But if we allow ourselves to re-imagine this day, we might see that Tu Bishvat has the greatest potential as a modern holiday not just for Jews, but for the whole world. You might say that Tu Bishvat is the original Earth Day, the day on which we remember God's Creation and our relationship with it. As such, this could be the Jewish holiday that ultimately transcends Judaism to lift up the whole world.
After all, the growing threats of climate change, the lack of adequate water and food for all of humanity, and the abuse of the natural resources with which God has provided us are problems that require global efforts, far beyond the capabilities of individuals. In remembering the trees on their "birthday" (as my daughter has been taught to call it), we should recall that although change begins at home, it must step outside and join hands with all of the other interlocked pieces of this planet.
Tu Bishvat falls tomorrow, Wednesday, February 8. It's an opportunity for the Jewish world to remind the wider world that the only way to ensure that our great-grandchildren can appreciate the Earth in the same way that we can is if we all act, if we all garner the will to change our damaging behaviors. The potential for this day to call us all to task is great; let us take up that challenge with vigor.

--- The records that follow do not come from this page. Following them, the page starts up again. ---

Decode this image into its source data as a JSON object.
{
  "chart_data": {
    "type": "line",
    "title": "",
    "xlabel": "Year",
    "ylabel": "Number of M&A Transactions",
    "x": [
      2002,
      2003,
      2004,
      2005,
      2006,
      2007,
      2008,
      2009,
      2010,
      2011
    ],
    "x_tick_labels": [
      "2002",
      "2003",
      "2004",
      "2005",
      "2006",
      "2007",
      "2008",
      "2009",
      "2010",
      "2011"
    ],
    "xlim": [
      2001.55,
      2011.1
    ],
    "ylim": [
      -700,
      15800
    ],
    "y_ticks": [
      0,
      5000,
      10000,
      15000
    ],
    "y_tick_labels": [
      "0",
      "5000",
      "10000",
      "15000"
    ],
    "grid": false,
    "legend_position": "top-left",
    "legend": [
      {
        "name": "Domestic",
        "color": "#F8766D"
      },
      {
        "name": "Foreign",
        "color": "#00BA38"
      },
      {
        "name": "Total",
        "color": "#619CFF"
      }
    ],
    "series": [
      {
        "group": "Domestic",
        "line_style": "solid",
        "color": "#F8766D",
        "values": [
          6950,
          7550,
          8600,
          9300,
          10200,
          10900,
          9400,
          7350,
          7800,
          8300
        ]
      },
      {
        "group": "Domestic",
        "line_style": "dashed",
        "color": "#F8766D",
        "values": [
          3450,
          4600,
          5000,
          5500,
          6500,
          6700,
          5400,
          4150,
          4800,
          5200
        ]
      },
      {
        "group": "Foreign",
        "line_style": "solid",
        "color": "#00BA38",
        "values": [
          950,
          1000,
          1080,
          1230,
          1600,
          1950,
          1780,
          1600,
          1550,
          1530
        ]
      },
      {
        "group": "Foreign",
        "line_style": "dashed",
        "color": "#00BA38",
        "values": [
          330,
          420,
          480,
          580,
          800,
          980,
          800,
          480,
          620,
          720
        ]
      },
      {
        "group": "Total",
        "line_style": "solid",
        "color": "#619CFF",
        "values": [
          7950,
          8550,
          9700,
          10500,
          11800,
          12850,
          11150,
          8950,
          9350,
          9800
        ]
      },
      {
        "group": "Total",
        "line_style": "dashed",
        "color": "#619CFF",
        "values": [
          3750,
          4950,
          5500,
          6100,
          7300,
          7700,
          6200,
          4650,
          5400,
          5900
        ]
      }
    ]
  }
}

So when you step outside tomorrow and see a tree, state these words aloud:
מָה רַבּוּ מַעֲשיךָ ה'. כֻּלָּם בְּחָכְמָה עָשיתָ. מָלְאָה הָאָרֶץ קִנְיָנֶךָ
Mah rabu ma'asekha Adonai; kulam behokhmah asita; male'ah ha'aretz qinyanekha.How manifold Your works, God; with wisdom You fashioned them all; The Earth abounds with Your creations. (Psalm 104:24)
And remember that we are all responsible not just for the trees, but for all the rest of what God has given us.